No, she couldn’t let that happen. She placed her dagger back into its sheath and dashed into the dark levels, pulling the panel back in place as she went.

They didn’t call these spaces dark levels for nothing. The place was almost pitch black. She could just about make out the lines of hallways. But the glow from Linus’ cheap night-vision leaked out from the eyepieces and gave her something to aim for. She set off in pursuit determined to end his miserable life.

 

***

 

Linus was no fool. He led her a merry dance for a full fifteen standard minutes down the various levels before finding an exit point out of the dark levels. Not seeing exactly where it was, Kina lost him as she ran her hands around the dark wall searching for the loose panel. Eventually she found it, and stepped out onto level twelve. The sound of mechanical music blasted out. Kina squinted in the bright light, created by the kronacs special hyperglow bacterial system. Pinks and blues and yellow flashed out from the glass doors of various bars and clubs.
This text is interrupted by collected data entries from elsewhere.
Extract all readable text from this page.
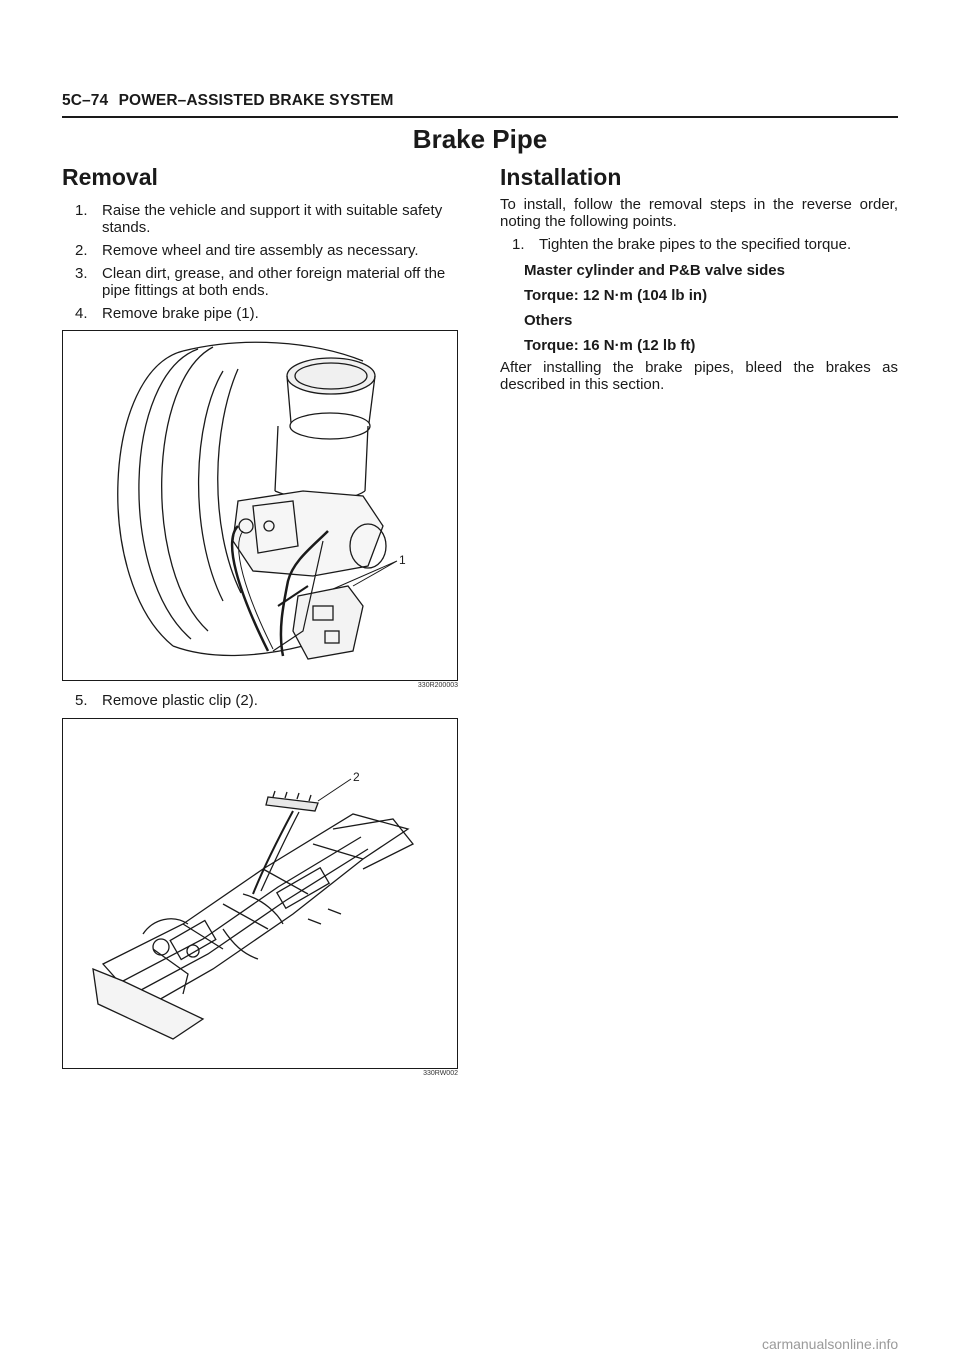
5C–74 POWER–ASSISTED BRAKE SYSTEM
Brake Pipe
Removal
1. Raise the vehicle and support it with suitable safety stands.
2. Remove wheel and tire assembly as necessary.
3. Clean dirt, grease, and other foreign material off the pipe fittings at both ends.
4. Remove brake pipe (1).
1
330R200003
5. Remove plastic clip (2).
2
330RW002
Installation
To install, follow the removal steps in the reverse order, noting the following points.
1. Tighten the brake pipes to the specified torque.
Master cylinder and P&B valve sides
Torque: 12 N·m (104 lb in)
Others
Torque: 16 N·m (12 lb ft)
After installing the brake pipes, bleed the brakes as described in this section.
carmanualsonline.info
Humans, dalgefs, and even a group of vul—the bipedal wolflike creatures—clogged up the areas outside of the clubs as they vied for entry to the most exclusive places. Everyone looked like they were high on krunk rocks as they nodded their heads in rhythm to the pulsing bass that reverberated through the steel of the station.

Kina grabbed a young human man. “Big guy, scar on his face, mad eyes. You seen him?”

The kid looked up at her with his wild eyes and grinned. Drool fell from his lips as he moved them slowly, trying to form words. Kina pushed him back into the queue of people and moved on. Just as she was beginning to think she would have to search every damned club on the strip, she spotted a familiar face working the door outside a dive owned by the Blackmarks.

She stepped up to the kronac wearing a specially tailored black outfit to accommodate his four arms and bulky torso, and slapped him on one of his upper arms to get his attention. He whirled round, his lizardlike face contorted in a grimace of impending violence. But it soon changed when he saw it was her.

He grabbed her by the shoulders and lifted her off her feet, bringing her up to his eye-level. He did that weird kronac grin thing and whistled and clicked his affections to her.

“Hey, Tooize,” Kina said. “You’re holding a little tight there, big fella.”

“Sorry,” he whistled, placing her back down on the floor. He blinked his amusement, only two of his three eyes working—the third one being damaged in a bar fight. Hence the name, besides, Kina had never figured out how to actually pronounce these arboreal creature’s actual names. Far too complicated, but over time the kronacs and other species had learned a kind of middle-language that they all understood to various degrees.

Tooize had worked with Kina and Tai a few times on salvage runs. Always made sense to have the backup of a Kronac in case things got a little heated with any newcomers, or other, more desperate, salvagers.

“What’s up?” Tooize said, looking uncomfortable. He wasn’t cut out for this work, but like everyone on the station, he had to find work wherever he could. Even if it meant bouncing for the Blackmarks’ skeevy little bar.

“You seen Linus come past here?” Kina asked, casually, trying not to hint at anything.

Tooize nodded his head and pointed with two arms across the open space to the clubs on the other side of the arcade. “G and S, Ki. You dealing with him?”

“No, no deals, just need to speak with him.”

“Go carefully, he didn’t seem in the talking mood.”

“I will, no worries. Cheers, big fella, don’t take no shit from those krunked-up fools, you hear?”

Tooize whistled his affirmation and stepped back to guard the door. He raised a hand to say goodbye as she headed toward the Gear and Sprocket in order to deal with Linus. She knew Tooize wouldn’t say anything if Linus just happened to be found dead. In fact, no one here would likely even remember her. Krunk rocks damaged both short and long-term memory.